Dienstag, 19. März 2024

Die Weihnachtsgans Auguste (Wolf)

Fünf Kilo wog die Weihnachsgans, die Herr Luitpold Löwenhaupt,
seines Zeichens Opernsänger, für den Festtagstisch gekauft.
Der Vogel war recht kapital für diese schweren Zeiten.
„In solchen Zeiten lass ich mich von meinem Herzen leiten.“
Bei diesem Satz, den Löwenhaupt mit tiefem Basse grollte,
spürte er längst, was sein Magen wirklich sagen wollte.
Während er die Gans mit beiden Händen kräftig drückte,
roch er in der Nase schon die feinen Bratendüfte.
Er spürte auch von Rotkohl und von Äpfeln den Geruch,
und brummelte darum immer wieder jenen Spruch:
"Aber etwas muss man doch für das Herze tun."
Doch das half ihm nicht, sein Gewissen auszuruhn.

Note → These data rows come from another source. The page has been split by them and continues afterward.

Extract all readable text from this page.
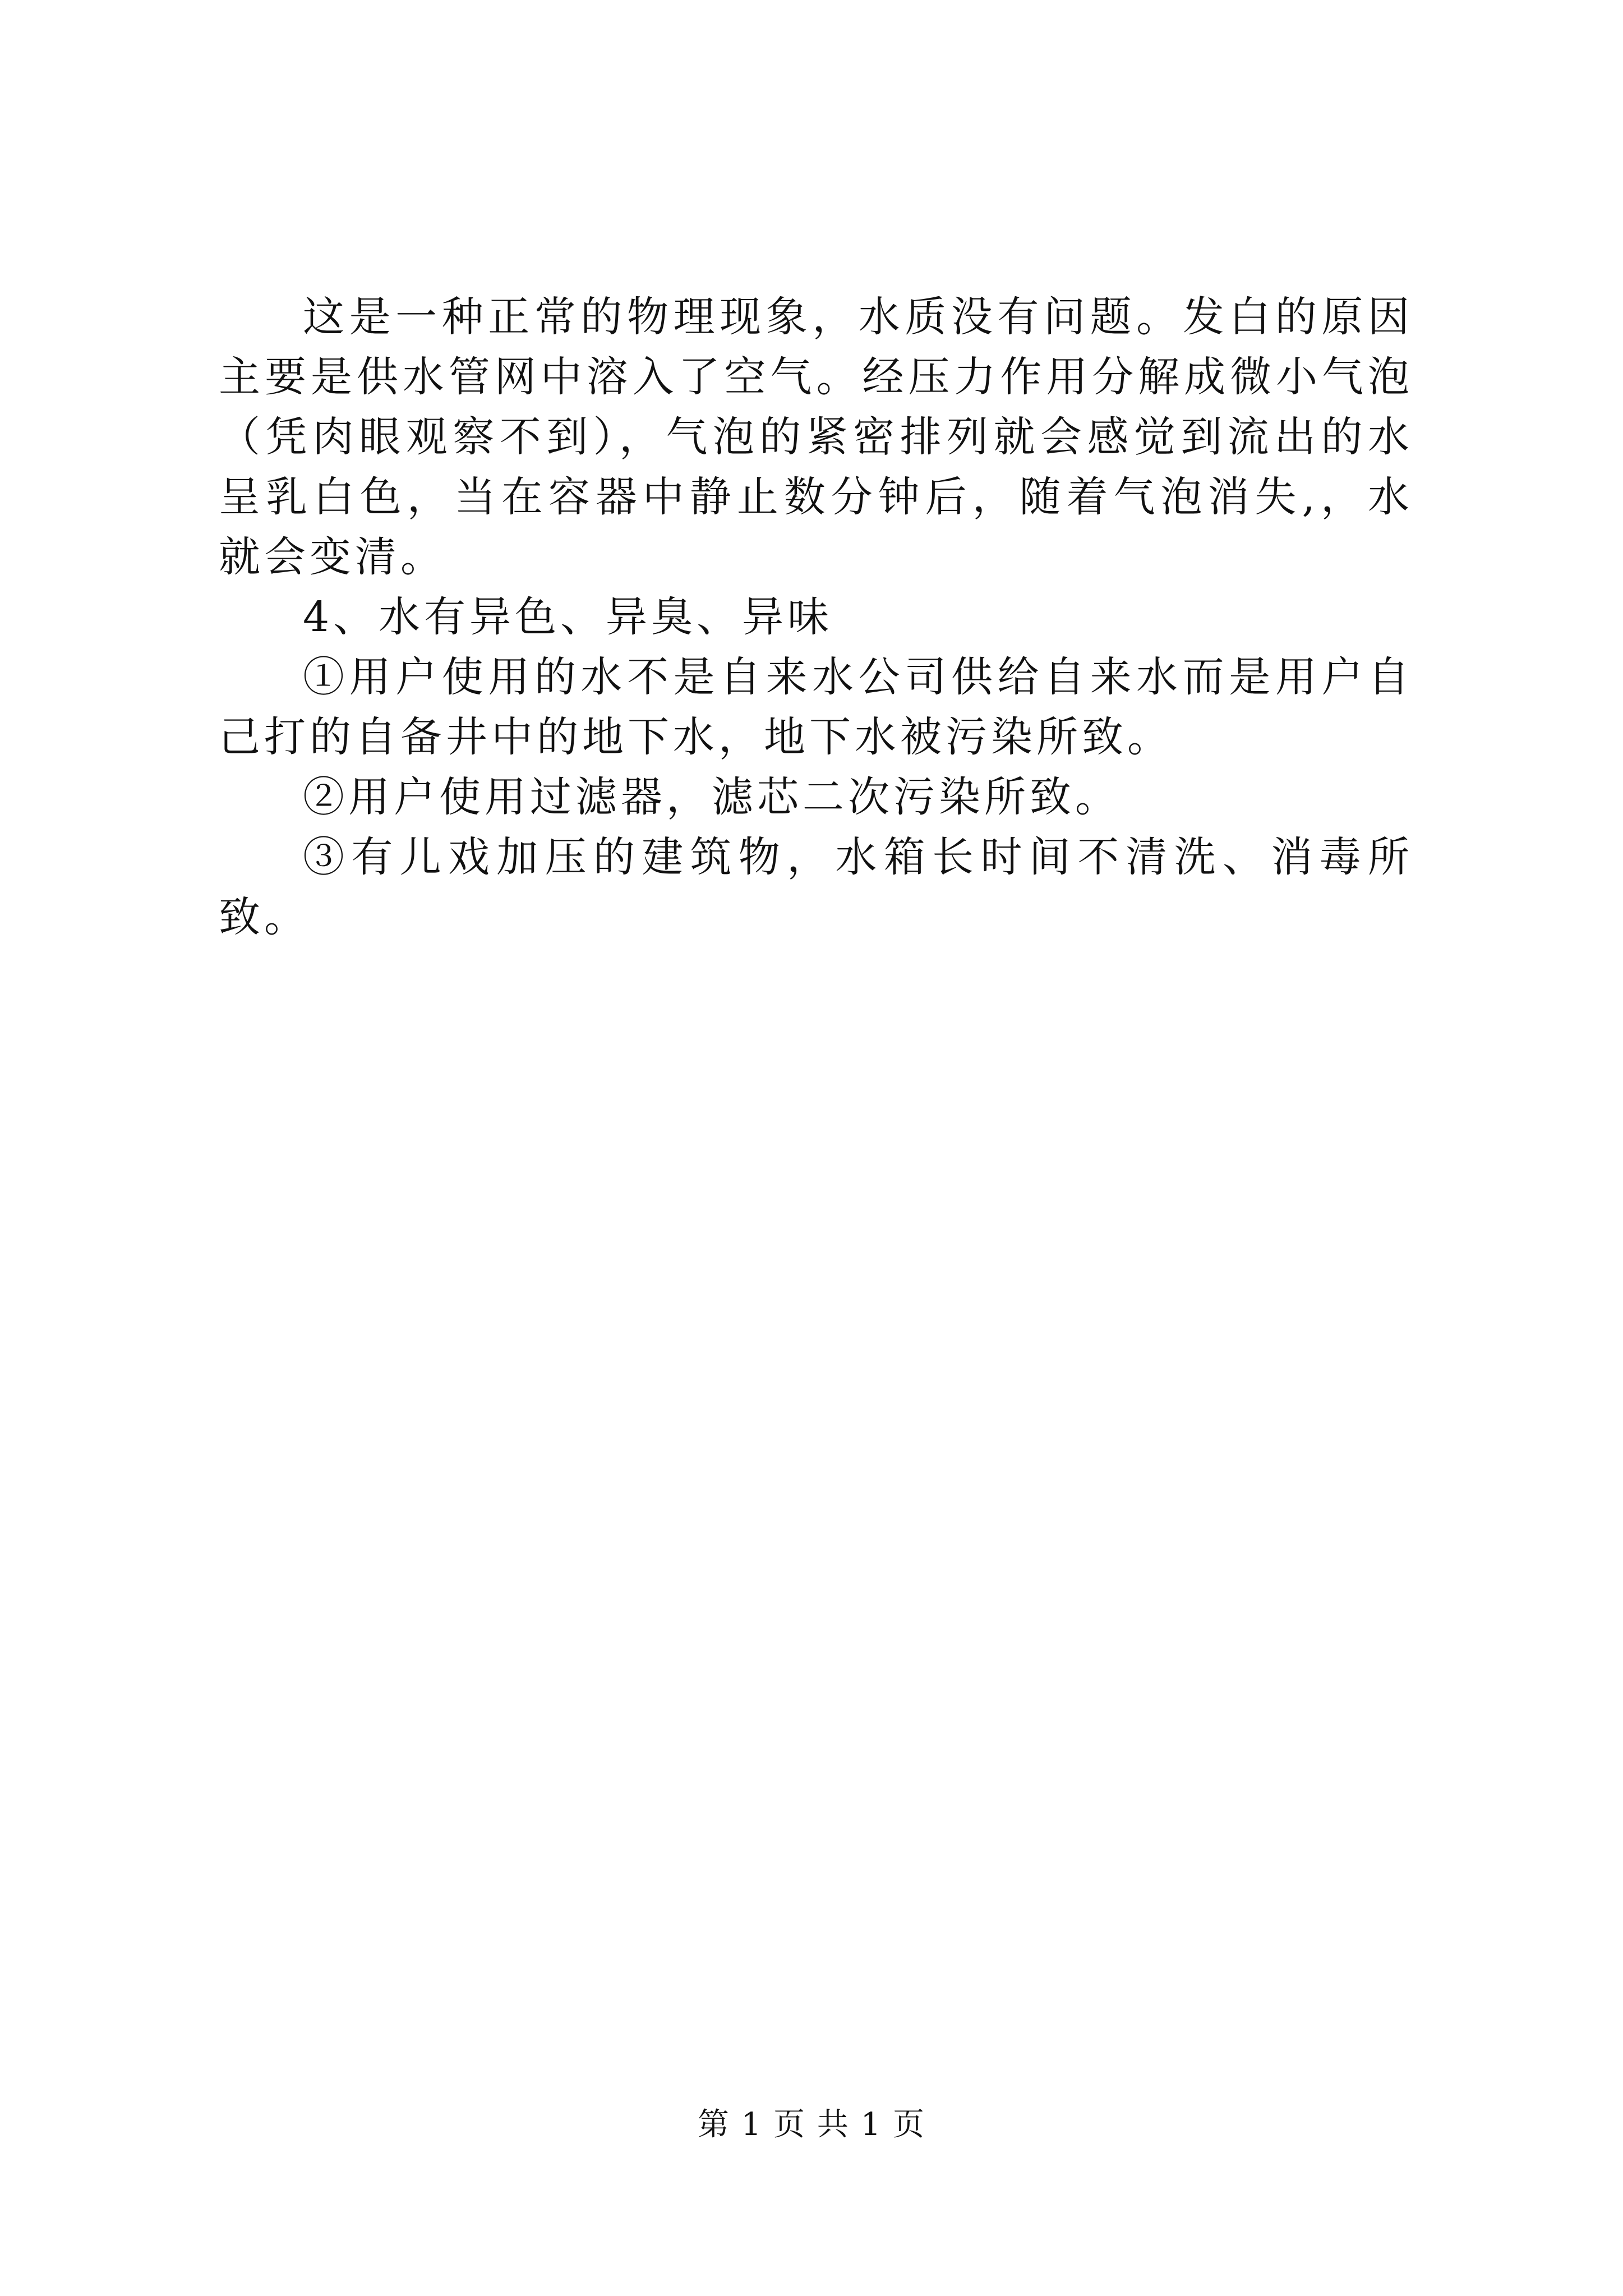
这是一种正常的物理现象，水质没有问题。发白的原因主要是供水管网中溶入了空气。经压力作用分解成微小气泡（凭肉眼观察不到），气泡的紧密排列就会感觉到流出的水呈乳白色，当在容器中静止数分钟后，随着气泡消失,，水就会变清。

4、水有异色、异臭、异味

①用户使用的水不是自来水公司供给自来水而是用户自己打的自备井中的地下水，地下水被污染所致。

②用户使用过滤器，滤芯二次污染所致。

③有儿戏加压的建筑物，水箱长时间不清洗、消毒所致。

第 1 页 共 1 页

Gekauft hatte er eigenmächtig
und so was wirkt oft verdächtig.
Was jedoch viel schlimmer war,
die Weihnacht war noch längst nicht da.
Deshalb, und das war notwendig
war die Gans ganz quicklebendig.

Als er sich an diesem trüben Novembertag nach Hause wagte
und, als er dann näher kam, langsam immer mehr verzagte,
fürchtete er recht verdrossen
den Zorn und Spott der Hausgenossen.
Doch der Empfang war gar nicht grob,
nein, es gab überraschend Lob,
das hatte Luitpold nicht geglaubt, 
von Frau Hanna Löwenhaupt,
die die Gans als kräftig lobte, imposant, preiswert und fett.
Das Kindermädchen fand hingegen das Gefieder sehr adrett.
Und sie sprach aus, was alle dachten,
"Wo soll das Tier nur übernachten?"

Klein-Peter, sieben, Elli, zwölf und die Gerda, zehn,
die Sprößlinge der Löwenhaupts, sah‘n hier gar kein Problem.
Das Kinderzimmer gäbe es, das Bad und die Toilette
falls das Gänschen ein Bedürfnis nach Erfrischung hätte.
Die Eltern lehnten jedoch ab. Aus hygienischen Gründen
hätt’ sich das werte Federvieh im Keller zu befinden.
Auf dass bei den Kartoffeln es allein sein Dasein friste,
weich gebettet in eine mit Stroh gefüllte Kiste.
Einmal täglich könnten die Kinder Gänse hüten,
doch mehr als eine Stunde käm nicht in die Tüten.
Die Kinder fügten sich darein
und das Glück war allgemein.

An diese Regeln hielten sich die Kinder kurze Zeit,
doch nach einer Woche war es dann schon soweit:
Das Peterle bekann zu klagen,
der Gans, die er Auguste nannte,
tät der Keller nicht behagen.
Es war die Elli, die erkannte,
dass Gänse Daunenfedern haben.
„Die bauscht sie auf wie eine Decke.“
fügte sie belehrend an.
„Verstehe, doch zu welchem Zwecke?“
„Dass sie nicht friert, du Dummerjan!“
„Ihr ist es kalt!“, flogs Gerda von der Zunge.
„Da ist es kalt!“, schluchzte der Junge.
„Ich will nicht, dass Gustje friert, ich hole Gustje rauf zu mir!“
Damit sprang er aus dem Bett und war auf dem Weg zur Tür. 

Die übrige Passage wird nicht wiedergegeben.